La question de savoir quand et à qui il faut donner le droit de cité était et est toujours éminemment politique; elle doit être de la compétence de la commune en tant que collectivité politique. Rien n’a changé dans ce domaine. Lors de sa séance du 17 juin 2003, le Conseil des Etats a confirmé la nature politique de la décision de naturalisation et il a exclu tout droit de recours. La science juridique n’a jamais non plus contesté le caractère politique de cette décision. Elle reconnaît bien plus le double aspect de la décision de naturalisation lors de laquelle le citoyen agit comme organe de l’Etat tout en exerçant librement son droit d’appréciation politique.

Toute autre forme de décision politique est d’ailleurs impensable dans un pays de démocratie directe comme la Suisse: le peuple est souverain; le peuple gouverne; c’est lui qui exerce sans partage le pouvoir gouvernemental. L’exécutif, le législatif et le judiciaire ne disposent pas d’une pouvoir en soi. Ils fonctionnent comme représentants du souverain, donc du peuple. Pour des raisons simplement démocratiques, il est donc indispensable que le souverain décide qui bénéficie du droit de cité, donc du droit de participer au pouvoir gouvernemental. En s’attribuant ces compétences, l’administration et la justice violent de manière fondamentale notre ordre démocratique: il n’appartient pas à une autorité qui, comme le Tribunal fédéral, joue un rôle administratif et fonctionnel de décider comment doit se composer l’instance qui lui est supérieure, c’est-à-dire les citoyennes et les citoyens qui exercent le pouvoir suprême dans l’Etat.

Par ses arrêts prononcés en été 2003, le Tribunal fédéral a redistribué d’importantes compétences d’une manière totalement incompatible avec les règles de la démocratie. Le pouvoir judiciaire a violé la séparation des pouvoirs en agissant comme législateur. Dans le mépris de la procédure législative démocratique, le Tribunal fédéral s’est octroyé le droit de donner force normative à des dispositions constitutionnelles.

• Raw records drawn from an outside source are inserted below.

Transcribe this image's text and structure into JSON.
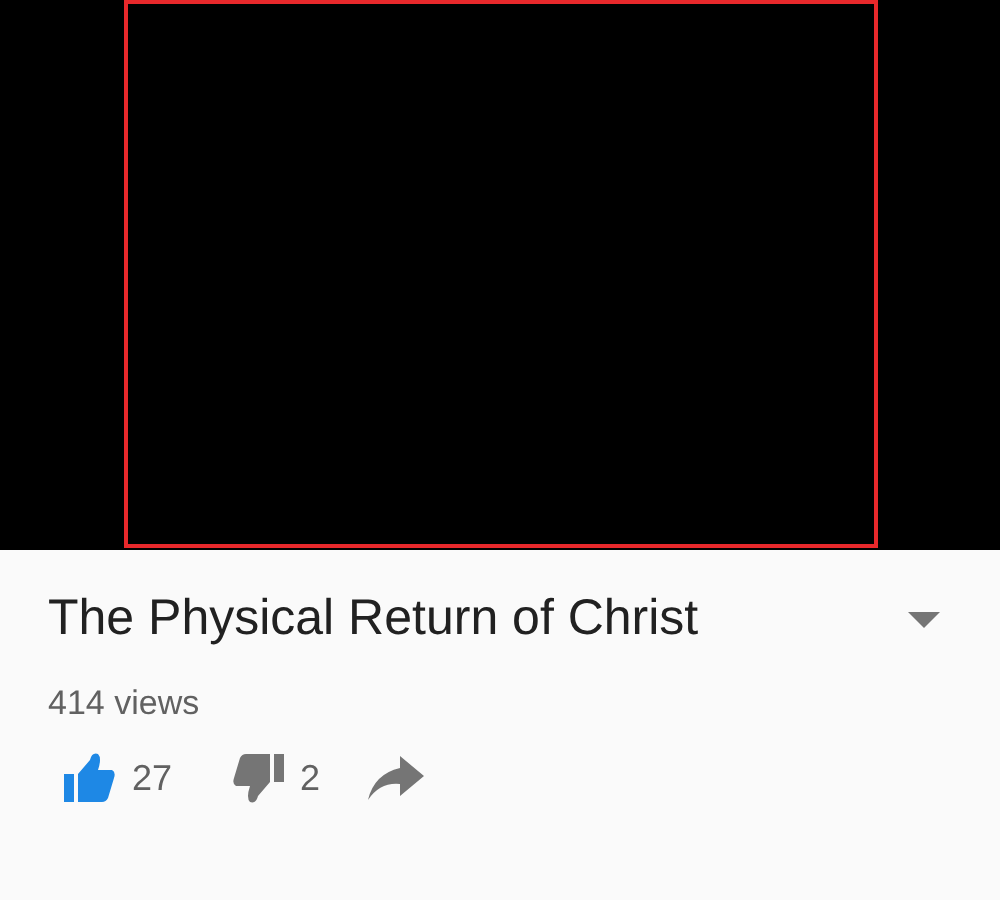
{
  "video": {
    "highlighted": true
  },
  "title": "The Physical Return of Christ",
  "views": "414 views",
  "actions": [
    {
      "kind": "like",
      "count": "27",
      "selected": true
    },
    {
      "kind": "dislike",
      "count": "2",
      "selected": false
    },
    {
      "kind": "share"
    }
  ]
}
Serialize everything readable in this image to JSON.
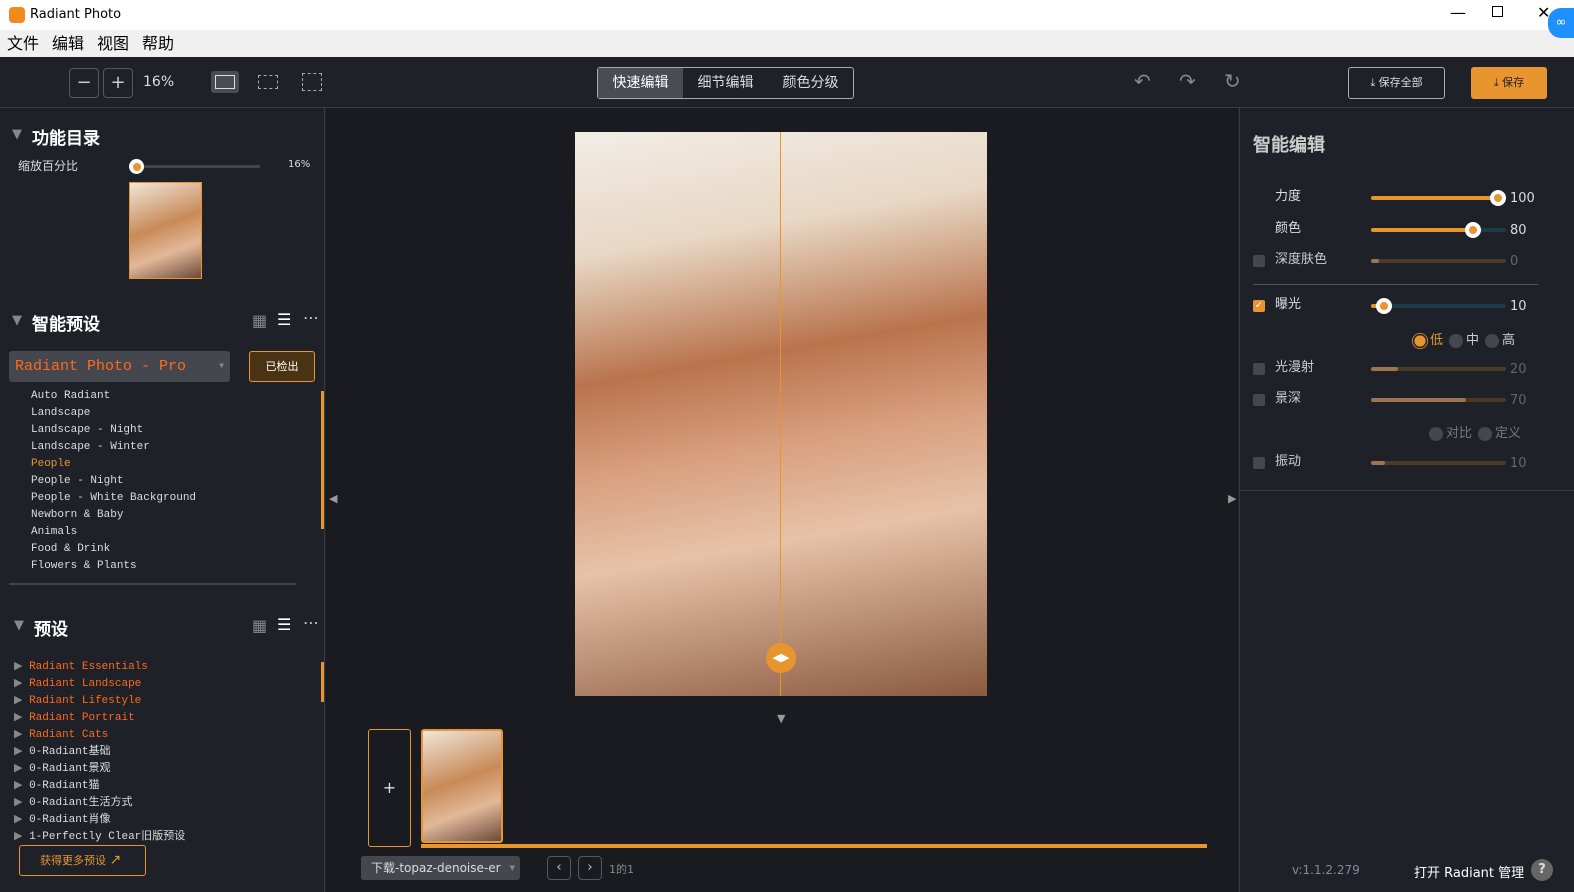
{
  "window": {
    "title": "Radiant Photo"
  },
  "menu": [
    "文件",
    "编辑",
    "视图",
    "帮助"
  ],
  "toolbar": {
    "zoom_out": "−",
    "zoom_in": "+",
    "zoom": "16%",
    "tabs": [
      "快速编辑",
      "细节编辑",
      "颜色分级"
    ],
    "active_tab": 0,
    "save_all": "保存全部",
    "save": "保存"
  },
  "colors": {
    "accent": "#e8952f",
    "preset_highlight": "#ff6a1a",
    "bg": "#1f2129"
  },
  "left": {
    "nav_title": "功能目录",
    "zoom_label": "缩放百分比",
    "zoom_value": "16%",
    "zoom_percent": 16,
    "smart_title": "智能预设",
    "smart_select": "Radiant Photo - Pro",
    "detected": "已检出",
    "smart_items": [
      "Auto Radiant",
      "Landscape",
      "Landscape - Night",
      "Landscape - Winter",
      "People",
      "People - Night",
      "People - White Background",
      "Newborn & Baby",
      "Animals",
      "Food & Drink",
      "Flowers & Plants"
    ],
    "smart_selected": 4,
    "preset_title": "预设",
    "presets": [
      "Radiant Essentials",
      "Radiant Landscape",
      "Radiant Lifestyle",
      "Radiant Portrait",
      "Radiant Cats",
      "0-Radiant基础",
      "0-Radiant景观",
      "0-Radiant猫",
      "0-Radiant生活方式",
      "0-Radiant肖像",
      "1-Perfectly Clear旧版预设"
    ],
    "more_presets": "获得更多预设"
  },
  "center": {
    "add": "+",
    "folder": "下载-topaz-denoise-er",
    "page": "1的1"
  },
  "right": {
    "title": "智能编辑",
    "sliders": [
      {
        "label": "力度",
        "value": 100,
        "checkbox": null,
        "enabled": true
      },
      {
        "label": "颜色",
        "value": 80,
        "checkbox": null,
        "enabled": true
      },
      {
        "label": "深度肤色",
        "value": 0,
        "checkbox": false,
        "enabled": false
      },
      {
        "label": "曝光",
        "value": 10,
        "checkbox": true,
        "enabled": true
      },
      {
        "label": "光漫射",
        "value": 20,
        "checkbox": false,
        "enabled": false
      },
      {
        "label": "景深",
        "value": 70,
        "checkbox": false,
        "enabled": false
      },
      {
        "label": "振动",
        "value": 10,
        "checkbox": false,
        "enabled": false
      }
    ],
    "exposure_levels": [
      "低",
      "中",
      "高"
    ],
    "exposure_selected": 0,
    "depth_modes": [
      "对比",
      "定义"
    ],
    "depth_selected": 0,
    "version": "v:1.1.2.279",
    "open_manager": "打开 Radiant 管理",
    "help": "?"
  }
}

Cette intervention et ses conséquences violent le régime démocratique; cette interprétation excessivement large des effets des droits fondamentaux touche au cœur la participation démocratique. Les décisions populaires doivent désormais être motivées; elles sont soumises à un examen pour en déceler un éventuel caractère arbitraire; donc elles peuvent être contestées devant un tribunal administratif.

En s’attribuant un pouvoir qui ne lui revient pas, le Tribunal fédéral viole le système démocratique et politique suisse ainsi que la structure fédéraliste de notre Etat. Le droit traditionnel des communes de décider de l’admission de nouveaux membres et de fixer les règles de ce choix a été supprimé par une décision de juges.

Rappelons-nous encore une fois ce qui fait l’essence de la démocratie: c’est le droit de chaque citoyenne et de chaque citoyen de décider librement en fonction de son opinion personnelle. Dans ce choix, le citoyen n’a de compte à rendre à personne. Toute obligation de motiver ou d’expliquer un choix du souverain est contraire à notre ordre; nous décidons librement en notre âme et conscience. Ce principe vaut aussi pour les décisions de naturalisation, donc pour le choix des personnes qui ont le droit de participer aux décisions du souverain populaire.

Nous n’acceptons pas d’instance de contrôle qui s’attribue le droit de dire si nous avons voté juste ou faux; nous n’acceptons pas de conseil de gardiens, même s’il s’appelle Tribunal fédéral.